Yesterday, my older friend paid for us to spend the day at Adventureland Park, a small theme park not too far from our house. The kids had a fantastic time. I on the other hand, have become a gigantic baby about rides.
I used to be fearless. I used to ride every rollercoaster I came across. Repeatedly. If it spun, swooped or dropped, I was all about it. Adventureland has a ride called the Silly Silo, which is a round room where you stand against the wall and spin until you're stuck to the wall, then the floor drops out. I used to ride that when I was tired from the other rides, but otherwise found it boring and lame. Sometime, I'm not sure when, I became a pansy. Swinging too high on the swingset is unnerving to me. That feeling, you know the one, like when you go over a hill in the car really fast, like your stomach is raising up to your throat? Well, that feeling bothers the crap out of me now.
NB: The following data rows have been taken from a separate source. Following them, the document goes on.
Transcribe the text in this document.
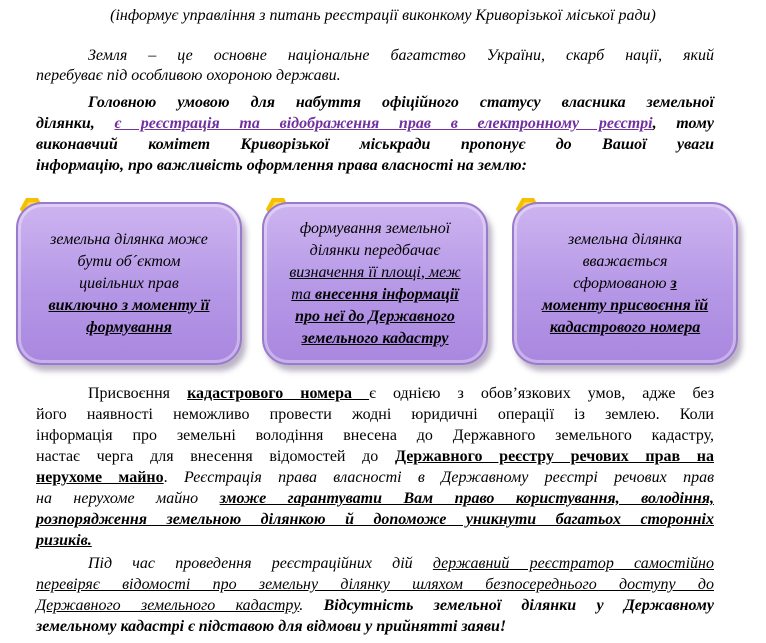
(інформує управління з питань реєстрації виконкому Криворізької міської ради)
Земля – це основне національне багатство України, скарб нації, який
перебуває під особливою охороною держави.
Головною умовою для набуття офіційного статусу власника земельної
ділянки, є реєстрація та відображення прав в електронному реєстрі, тому
виконавчий комітет Криворізької міськради пропонує до Вашої уваги
інформацію, про важливість оформлення права власності на землю:
земельна ділянка може
бути об´єктом
цивільних прав
виключно з моменту її
формування
формування земельної
ділянки передбачає
визначення її площі, меж
та внесення інформації
про неї до Державного
земельного кадастру
земельна ділянка
вважається
сформованою з
моменту присвоєння їй
кадастрового номера
Присвоєння кадастрового номера є однією з обов’язкових умов, адже без
його наявності неможливо провести жодні юридичні операції із землею. Коли
інформація про земельні володіння внесена до Державного земельного кадастру,
настає черга для внесення відомостей до Державного реєстру речових прав на
нерухоме майно. Реєстрація права власності в Державному реєстрі речових прав
на нерухоме майно зможе гарантувати Вам право користування, володіння,
розпорядження земельною ділянкою й допоможе уникнути багатьох сторонніх
ризиків.
Під час проведення реєстраційних дій державний реєстратор самостійно
перевіряє відомості про земельну ділянку шляхом безпосереднього доступу до
Державного земельного кадастру. Відсутність земельної ділянки у Державному
земельному кадастрі є підставою для відмови у прийнятті заяви!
On our last trip to Adventureland (several years ago), Vic talked me into going on the Space Shot, which shoots you 200ft in the air and then you just fall. FALL. 200 feet. "It's not scary," he said, "it's fun." It was horrible. I felt like I was going to throw up or die. Or throw up and die. This time, it was the Sidewinder. I can't describe it accurately, but basically you're spinning and swinging way in the air at the same time. "Try it," Vic said. "Really, it's fun. It's not scary at all. It's really pretty mild. Almost relaxing." I wasn't buying it. "Then why are people screaming?" I asked. "Because it's fun," he said. I watched the intimidating swirling mass of people. "I don't think I want to ride anything that fun." Eventually I caved. He said it was fun. He said I would like it. He's my husband and I trusted him.
He was a big fat liar. I spent the few minutes on that ride clinging to the bars and screaming my head off. I wasn't screaming because it was fun.
What the hell happened to me? I used to be fun, I swear! I was so looking forward to sharing theme parks with my family. Instead it looks like I'll be the mom on the sidelines.